Sim, a bênção de casais apaixonados. Acreditamos que também seja necessário um formulário para isso. Durante a votação sobre os formulários de bênção — ou seja, a lista que enviamos a Roma — esse foi o único ponto que se destacou imediatamente. O Bispo Stephan Ackermann, responsável pela liturgia na Conferência Episcopal Alemã, sugeriu então que os romanos desenvolvessem um formulário. No entanto, nós, do grupo de trabalho, acreditamos que devemos desenvolver um nós mesmos e depois ver como ele será recebido em Roma.

Existem outros temas controversos além do amor?

Não, essa é a questão mais delicada. A bênção de armas está completamente fora de questão; tal coisa não será incluída. De resto, não creio que haja nenhuma forma no novo Benedictionale que possa causar ofensa. Contudo, isso não significa que não haja aspectos sendo discutidos criticamente: já estamos testando uma forma para abençoar bebês. O feedback que recebemos foi controverso quanto ao uso do termo "crianças pequenas" ou, como planejado, "bebês".

Isso não me parece um tema polêmico. Qual o problema com bebês?
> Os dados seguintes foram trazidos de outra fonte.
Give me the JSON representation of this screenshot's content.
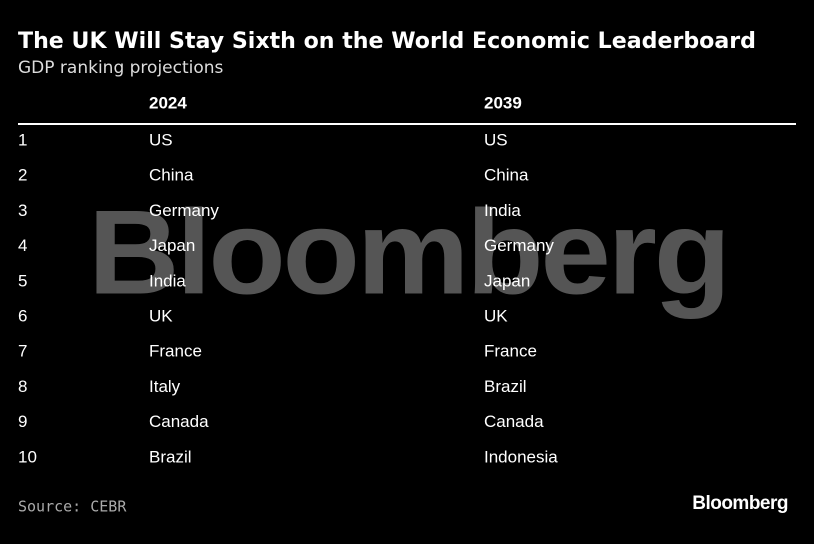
{
  "header": {
    "title": "The UK Will Stay Sixth on the World Economic Leaderboard",
    "subtitle": "GDP ranking projections"
  },
  "watermark": "Bloomberg",
  "table": {
    "columns": [
      "2024",
      "2039"
    ],
    "rows": [
      [
        1,
        "US",
        "US"
      ],
      [
        2,
        "China",
        "China"
      ],
      [
        3,
        "Germany",
        "India"
      ],
      [
        4,
        "Japan",
        "Germany"
      ],
      [
        5,
        "India",
        "Japan"
      ],
      [
        6,
        "UK",
        "UK"
      ],
      [
        7,
        "France",
        "France"
      ],
      [
        8,
        "Italy",
        "Brazil"
      ],
      [
        9,
        "Canada",
        "Canada"
      ],
      [
        10,
        "Brazil",
        "Indonesia"
      ]
    ]
  },
  "footer": {
    "source": "Source: CEBR",
    "logo": "Bloomberg"
  }
}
O formulário destina-se à bênção de crianças recém-nascidas até cerca de um ano de idade. Alguns teriam preferido um formulário geral para bênçãos infantis. Em nossa opinião, um formulário específico para bebês é necessário porque é cada vez mais comum que as crianças sejam batizadas muito tarde, por exemplo, porque os pais querem que seus filhos possam decidir por si mesmos. Tais situações exigem uma cerimônia religiosa, também porque já existem rituais para o início da vida disponíveis no mercado. A bênção no início da vida não é algo que a Igreja deva deixar exclusivamente a cargo de líderes rituais independentes.
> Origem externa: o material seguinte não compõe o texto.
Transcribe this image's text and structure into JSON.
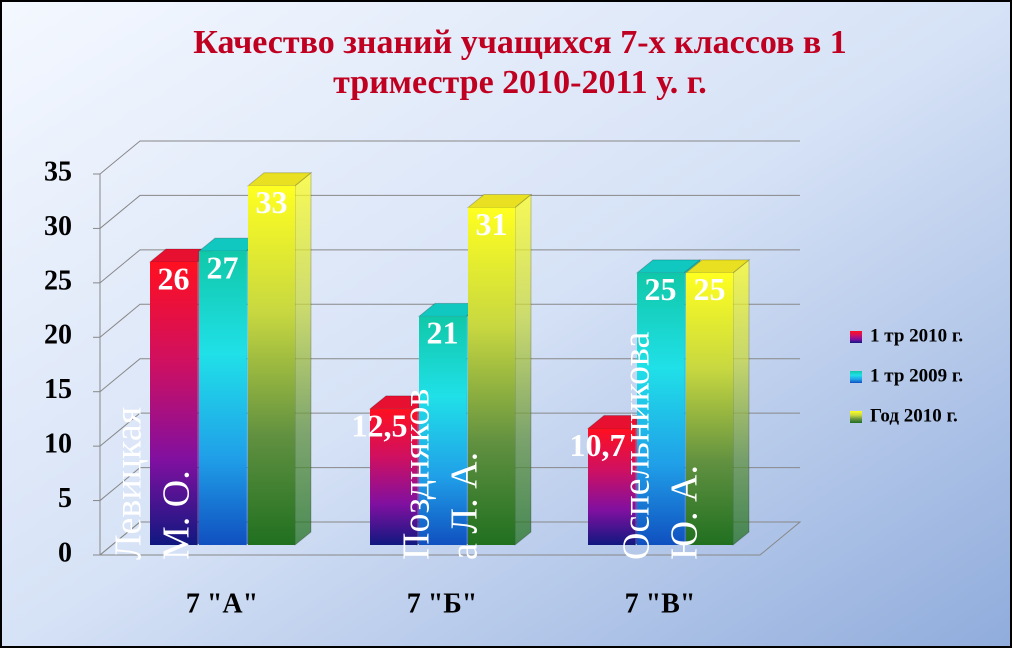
{
  "chart_data": {
    "type": "bar3d",
    "title": [
      "Качество знаний учащихся 7-х классов в 1",
      "триместре 2010-2011 у. г."
    ],
    "categories": [
      "7 \"А\"",
      "7 \"Б\"",
      "7 \"В\""
    ],
    "series": [
      {
        "name": "1 тр 2010 г.",
        "color": "#e81030",
        "values": [
          26,
          12.5,
          10.7
        ],
        "value_labels": [
          "26",
          "12,5",
          "10,7"
        ]
      },
      {
        "name": "1 тр 2009 г.",
        "color": "#10c8c0",
        "values": [
          27,
          21,
          25
        ]
      },
      {
        "name": "Год 2010 г.",
        "color": "#e8e020",
        "values": [
          33,
          31,
          25
        ]
      }
    ],
    "annotations": [
      [
        "Левицкая",
        "М. О."
      ],
      [
        "Поздняков",
        "а Л. А."
      ],
      [
        "Оспельникова",
        "Ю. А."
      ]
    ],
    "ylim": [
      0,
      35
    ],
    "yticks": [
      0,
      5,
      10,
      15,
      20,
      25,
      30,
      35
    ],
    "grid": true,
    "legend": "right"
  }
}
Existem muitos oficiantes, especialmente aqueles que oferecem cerimônias de casamento seculares e discursos fúnebres, e a demanda por eles parece estar crescendo. Você se inspira neles? Incorpora as experiências deles ao seu trabalho?
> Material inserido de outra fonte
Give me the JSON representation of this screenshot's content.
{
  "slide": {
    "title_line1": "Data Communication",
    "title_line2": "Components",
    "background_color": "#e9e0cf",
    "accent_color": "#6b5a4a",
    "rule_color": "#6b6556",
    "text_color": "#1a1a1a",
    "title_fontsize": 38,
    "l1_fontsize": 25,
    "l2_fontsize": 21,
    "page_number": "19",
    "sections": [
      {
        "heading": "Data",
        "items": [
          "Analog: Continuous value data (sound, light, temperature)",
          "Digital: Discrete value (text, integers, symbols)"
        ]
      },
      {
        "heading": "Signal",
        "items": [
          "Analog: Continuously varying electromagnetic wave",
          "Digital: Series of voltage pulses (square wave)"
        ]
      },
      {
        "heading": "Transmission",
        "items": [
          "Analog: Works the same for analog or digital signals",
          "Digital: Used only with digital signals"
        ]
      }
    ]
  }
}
Estamos em contato com vários palestrantes seculares. Muitos deles já atuaram no ministério religioso. É importante para nós aprender como esses palestrantes preparam seus cultos, o que dizem e quais rituais e símbolos desenvolvem neles. Isso é algo que poderemos incorporar em nossos formulários de bênção.

Quão ecumênica pode ser uma paróquia católica?

Antes de mais nada, este é um livro litúrgico católico. Existem modelos específicos para bênçãos ecumênicas, mas não no Benedictionale católico. No entanto, sabemos que, especialmente em eventos públicos como a bênção de um campo esportivo, há pessoas presentes que não pertencem à Igreja Católica. Essas pessoas são mencionadas especificamente na introdução para que sejam incluídas, ou podem ser lembradas nas orações dos fiéis.

Qual bênção significa mais para você pessoalmente?

A bênção das crianças como uma bênção individual. Isso expressa como Jesus interagia com as crianças no Evangelho: elas vinham até ele, ele as colocava no centro e as abençoava. Eu mesmo vivenciei isso quando criança com meus pais e avós, como eles me abençoavam, por exemplo, antes das tarefas escolares ou quando íamos de férias. Ainda é costume em nosso mosteiro que, se formos nos ausentar por um período prolongado, recebamos a bênção do Arquiabade.